Non solo carcere per traffico di stupefacenti
Pubblicato il 23 luglio 2011
Rilevante sentenza della Corte costituzionale sulla custodia cautelare, che ha dichiarato costituzionalmente illegittimo l’art. 275, comma 3, secondo periodo, c.p.p. nella parte in cui non considera che le esigenze cautelari possono essere soddisfatte con altre misure, nel prevedere l'applicazione della custodia cautelare in carcere per la sussistenza di gravi indizi di colpevolezza per il reato di associazione per delinquere finalizzata al traffico di stupefacenti (art. 74 del d.P.R. n. 309 del 1990).

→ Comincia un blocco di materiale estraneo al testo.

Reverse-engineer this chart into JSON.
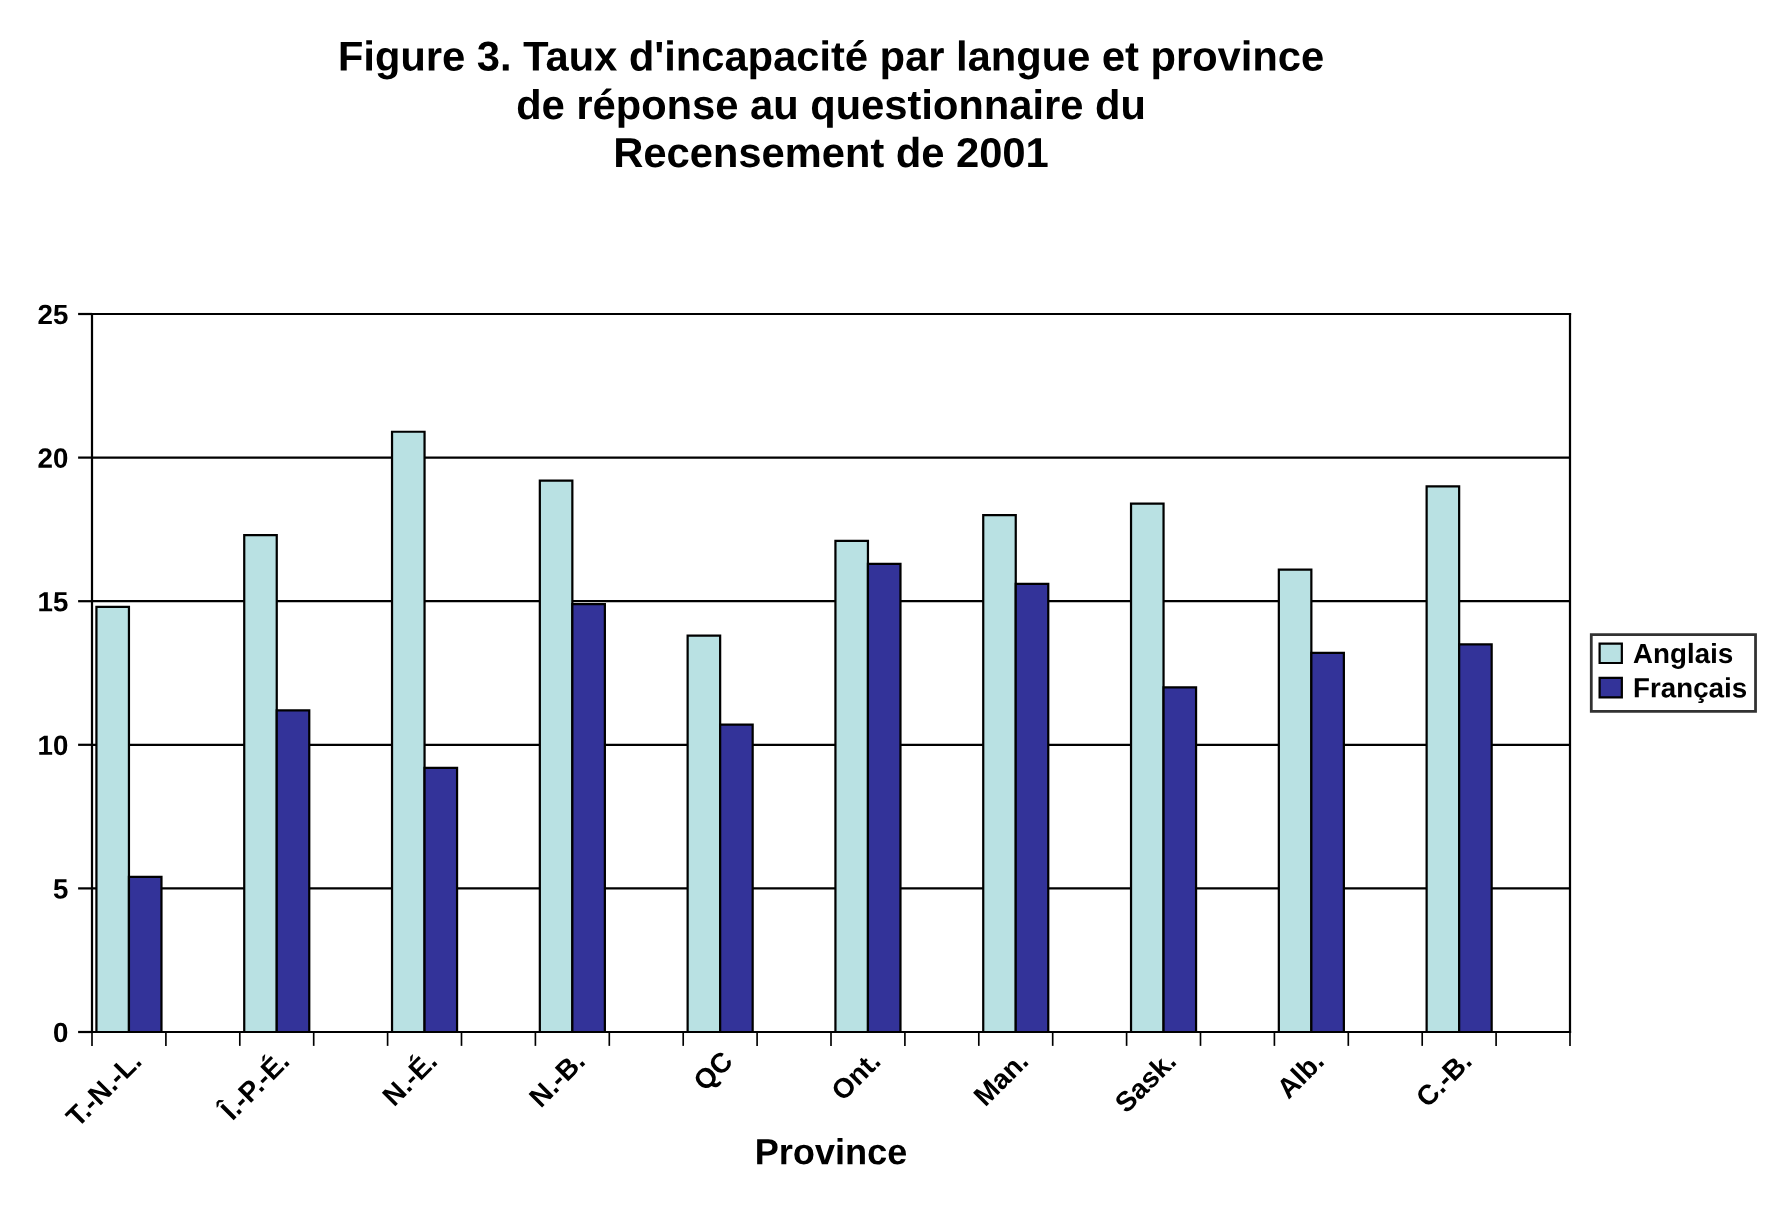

Pur considerato grave, il delitto di associazione finalizzata al traffico illecito di sostanze stupefacenti o psicotrope non può essere considerato alla stregua del delitto di associazione di tipo mafioso che è connotato da un vincolo associativo che "
esprime una forza di intimidazione e condizioni di assoggettamento e di omertà per conseguire determinati fini illeciti". Tale vincolo implica una solida e permanente adesione tra gli associati, una rigida organizzazione gerarchica, una rete di collegamenti e un radicamento territoriale.
Diversamente il traffico illecito di sostanze stupefacenti o psicotrope non richiede una struttura complessa e gerarchicamente ordinata, essendo sufficiente una qualunque organizzazione di attività personali e di mezzi economici per il perseguimento del fine comune.
Pertanto i giudici, con sentenza n.
231/2011, ritengono che la presunzione assoluta sancita dalla norma in questione sia da trasformare in presunzione relativa. La misura del carcere, necessaria per gli indiziati mafiosi, non rappresenta invece l'unica misura possibile per gli accusati di associazione a delinquere finalizzata al traffico di sostanze stupefacenti.